Aprende que as circunstâncias e os ambientes tem influência sobre nós, mas nos somos responsáveis por nós mesmos. Começa a aprender que não se deve comparar com os outros, mas com o melhor que pode ser. Descobre que se leva muito tempo para se tornar a pessoa que quer ser, e que o tempo é curto.
Aprende que não importa aonde já chegou, mas onde está indo, mas se você não sabe para onde está indo, qualquer lugar serve.
Aprende que, ou você controla seus atos ou eles o controlarão, e que ser flexível não significa ser fraco ou não ter personalidade, pois não importa quão delicada e frágil seja uma situação, sempre existem dois lados.
Aprende que heróis são pessoas que fizeram o que era necessário fazer, enfrentando as conseqüências.
Aprende que paciência requer muita prática. Descobre que algumas vezes, a pessoa que você espera que o chute quando você cai, é uma das poucas que o ajudam a levantar-se.
Aprende que maturidade tem mais a ver com os tipos de experiência que se teve e o que você aprendeu com elas, do que com quantos aniversários você celebrou.
Aprende que há mais dos seus pais em você do que você supunha.
Aprende que nunca se deve dizer a uma criança que sonhos são bobagens, poucas coisas são tão humilhantes e seria uma tragédia se ela acreditasse nisso.

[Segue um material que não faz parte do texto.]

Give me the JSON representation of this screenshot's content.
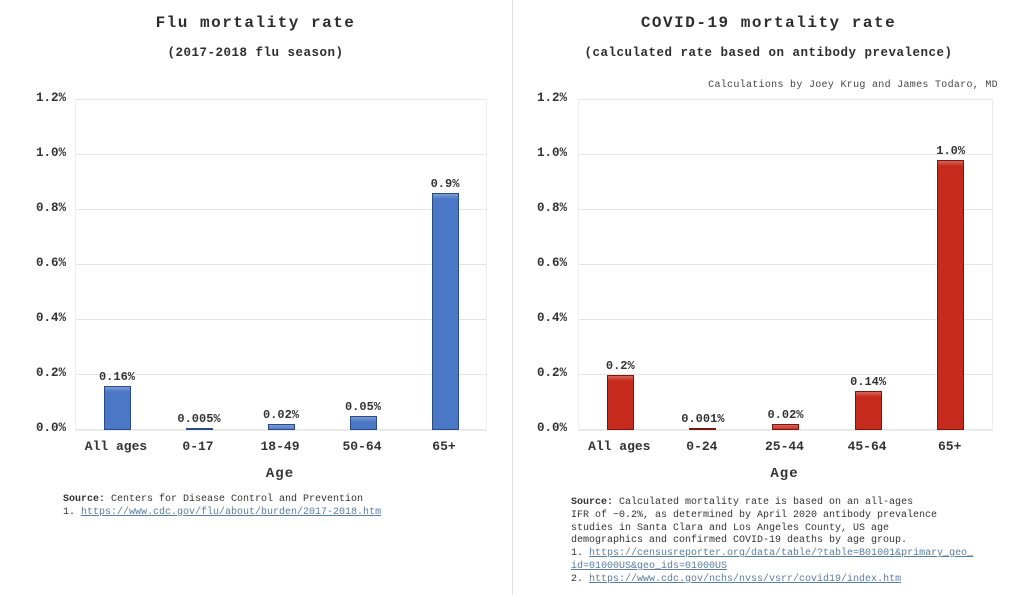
{
  "chart_data": [
    {
      "type": "bar",
      "title": "Flu mortality rate",
      "subtitle": "(2017-2018 flu season)",
      "annotation": "",
      "xlabel": "Age",
      "categories": [
        "All ages",
        "0-17",
        "18-49",
        "50-64",
        "65+"
      ],
      "values": [
        0.16,
        0.005,
        0.02,
        0.05,
        0.86
      ],
      "value_labels": [
        "0.16%",
        "0.005%",
        "0.02%",
        "0.05%",
        "0.9%"
      ],
      "ylim": [
        0,
        1.2
      ],
      "ytick_labels": [
        "0.0%",
        "0.2%",
        "0.4%",
        "0.6%",
        "0.8%",
        "1.0%",
        "1.2%"
      ],
      "grid": true,
      "legend": "none",
      "bar_color": "#4a77c6",
      "bar_border_color": "#2a4a85",
      "source_label": "Source:",
      "source_lines": [
        "Centers for Disease Control and Prevention"
      ],
      "links": [
        {
          "prefix": "1.",
          "url": "https://www.cdc.gov/flu/about/burden/2017-2018.htm"
        }
      ]
    },
    {
      "type": "bar",
      "title": "COVID-19 mortality rate",
      "subtitle": "(calculated rate based on antibody prevalence)",
      "annotation": "Calculations by Joey Krug and James Todaro, MD",
      "xlabel": "Age",
      "categories": [
        "All ages",
        "0-24",
        "25-44",
        "45-64",
        "65+"
      ],
      "values": [
        0.2,
        0.001,
        0.02,
        0.14,
        0.98
      ],
      "value_labels": [
        "0.2%",
        "0.001%",
        "0.02%",
        "0.14%",
        "1.0%"
      ],
      "ylim": [
        0,
        1.2
      ],
      "ytick_labels": [
        "0.0%",
        "0.2%",
        "0.4%",
        "0.6%",
        "0.8%",
        "1.0%",
        "1.2%"
      ],
      "grid": true,
      "legend": "none",
      "bar_color": "#c52a1d",
      "bar_border_color": "#7e150c",
      "source_label": "Source:",
      "source_lines": [
        "Calculated mortality rate is based on an all-ages",
        "IFR of ~0.2%, as determined by April 2020 antibody prevalence",
        "studies in Santa Clara and Los Angeles County, US age",
        "demographics and confirmed COVID-19 deaths by age group."
      ],
      "links": [
        {
          "prefix": "1.",
          "url": "https://censusreporter.org/data/table/?table=B01001&primary_geo_id=01000US&geo_ids=01000US"
        },
        {
          "prefix": "2.",
          "url": "https://www.cdc.gov/nchs/nvss/vsrr/covid19/index.htm"
        }
      ]
    }
  ]
}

Aprende que quando está com raiva tem o direito de estar com raiva, mas isso não te dá o direito de ser cruel. Descobre que só porque alguém não o ama do jeito que você quer que ame, não significa que esse alguém não o ama com tudo o que pode, pois existem pessoas que nos amam, mas simplesmente não sabem como demonstrar ou viver isso.
Aprende que nem sempre é suficiente ser perdoado por alguém, algumas vezes você tem que aprender a perdoar-se a si mesmo.
Aprende que com a mesma severidade com que julga, você será em algum momento condenado.
Aprende que não importa em quantos pedaços seu coração foi partido, o mundo não pára para que você o conserte.
Aprende que o tempo não é algo que possa voltar para trás. Portanto, plante seu jardim e decore sua alma, ao invés de esperar que alguém lhe traga flores.
E você aprende que realmente pode suportar... que realmente é forte, e que pode ir muito mais longe depois de pensar que não se pode mais. E que realmente a vida tem valor e que você tem valor diante da vida”!
“Nossas dádivas são traidoras e nos fazem perder o bem que poderíamos conquistar, se não fosse o medo de tentar”.